De la ciudad de la luz a la luz de las pupilas blancas en el corazón de África

Según datos de la OMS existen 50 millones de personas ciegas en el mundo, el 90% de ellas en países del Tercer Mundo. Tres cuartas partes de los casos de ceguera son reversibles o tratables, pero la falta de recursos sanitarios hace que estas personas pierdan la visión.

Hoy mi colaboración en mi columna de SALAMANCA AL DÍA es una propuesta de solidaridad y admiración hacia todas aquellas personas de corazón generoso que hacen viajes a la pobreza para rescatar personas de todos aquellos males que aquejan a los submundos que coexisten con los países acomodados de occidente.

Por eso traigo a mi columna al Doctor Manuel Marcos Robles, oftalmólogo salmantino que próximamente publicará un libro sobre su experiencia en un programa contra la ceguera en zonas castigadas por la pobreza.

Según datos de la OMS existen 50 millones de personas ciegas en el mundo, el 90% de ellas en países del Tercer Mundo.

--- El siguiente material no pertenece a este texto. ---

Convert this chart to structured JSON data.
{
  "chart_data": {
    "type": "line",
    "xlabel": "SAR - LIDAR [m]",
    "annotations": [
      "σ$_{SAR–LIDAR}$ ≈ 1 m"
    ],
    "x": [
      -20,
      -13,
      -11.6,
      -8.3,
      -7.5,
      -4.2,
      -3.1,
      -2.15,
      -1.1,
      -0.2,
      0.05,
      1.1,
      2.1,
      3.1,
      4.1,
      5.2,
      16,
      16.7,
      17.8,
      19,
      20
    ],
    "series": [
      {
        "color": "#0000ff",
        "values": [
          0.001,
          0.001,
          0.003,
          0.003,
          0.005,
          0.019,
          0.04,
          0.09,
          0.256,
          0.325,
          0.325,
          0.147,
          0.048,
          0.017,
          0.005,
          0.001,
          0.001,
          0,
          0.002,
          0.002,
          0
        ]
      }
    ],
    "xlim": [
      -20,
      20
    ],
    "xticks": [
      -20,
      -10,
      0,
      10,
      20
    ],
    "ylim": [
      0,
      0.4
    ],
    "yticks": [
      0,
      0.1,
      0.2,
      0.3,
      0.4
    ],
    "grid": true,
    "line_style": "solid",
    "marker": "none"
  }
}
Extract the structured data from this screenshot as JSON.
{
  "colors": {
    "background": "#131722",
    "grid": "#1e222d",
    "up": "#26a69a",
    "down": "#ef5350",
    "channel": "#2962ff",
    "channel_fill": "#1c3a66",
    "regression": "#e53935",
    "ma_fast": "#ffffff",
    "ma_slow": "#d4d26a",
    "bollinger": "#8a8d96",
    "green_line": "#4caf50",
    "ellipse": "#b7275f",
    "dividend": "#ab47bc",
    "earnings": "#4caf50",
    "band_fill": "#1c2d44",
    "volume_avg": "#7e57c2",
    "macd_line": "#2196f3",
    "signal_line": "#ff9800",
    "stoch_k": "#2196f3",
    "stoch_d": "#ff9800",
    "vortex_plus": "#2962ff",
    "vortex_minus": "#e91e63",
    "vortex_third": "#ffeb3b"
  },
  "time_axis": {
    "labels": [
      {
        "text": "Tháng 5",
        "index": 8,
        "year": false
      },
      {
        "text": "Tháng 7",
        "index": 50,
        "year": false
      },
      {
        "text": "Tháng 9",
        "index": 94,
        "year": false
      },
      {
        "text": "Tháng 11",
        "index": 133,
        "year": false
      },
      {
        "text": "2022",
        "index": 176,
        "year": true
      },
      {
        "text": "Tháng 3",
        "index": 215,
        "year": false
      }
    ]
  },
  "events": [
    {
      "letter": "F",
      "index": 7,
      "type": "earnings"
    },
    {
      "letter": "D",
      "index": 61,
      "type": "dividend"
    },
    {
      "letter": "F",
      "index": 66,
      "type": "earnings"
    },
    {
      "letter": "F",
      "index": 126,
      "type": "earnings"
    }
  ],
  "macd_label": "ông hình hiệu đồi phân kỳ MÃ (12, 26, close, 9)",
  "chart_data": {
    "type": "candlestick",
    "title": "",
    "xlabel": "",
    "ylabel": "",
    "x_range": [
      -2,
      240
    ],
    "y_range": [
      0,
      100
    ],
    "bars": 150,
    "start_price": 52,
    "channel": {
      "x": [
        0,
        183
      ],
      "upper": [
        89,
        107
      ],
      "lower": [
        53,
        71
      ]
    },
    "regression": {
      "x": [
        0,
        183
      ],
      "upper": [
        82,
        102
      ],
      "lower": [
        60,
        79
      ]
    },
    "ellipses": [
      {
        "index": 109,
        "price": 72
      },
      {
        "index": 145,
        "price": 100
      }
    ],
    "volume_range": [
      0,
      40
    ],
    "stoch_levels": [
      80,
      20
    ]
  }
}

Tres cuartas partes de los casos de ceguera son reversibles o tratables, pero la falta de recursos sanitarios hace que estas personas pierdan la visión.

Sobre “África, miradas con pupilas blancas” Dialogando con el Doctor Manuel Marcos Robles

“Es difícil vivir y quizá más difícil escribir sobre la vida y sus vivencias”

Mi semana mauritana fue una experiencia inolvidable y nada mejor para no olvidarla que compartirla. Dos razones me han llevado a imprimir mis apuntes en este libro de memorias: en primer lugar el deseo de que mucha gente se informe de la existencia de estas calamidades y en segundo término reflejar en mis palabras unos sentimientos que giran en torno a pupilas cerradas por las cataratas completas, maduras, blancas como la espuma y duras como piedras que no encuentran quien las opere.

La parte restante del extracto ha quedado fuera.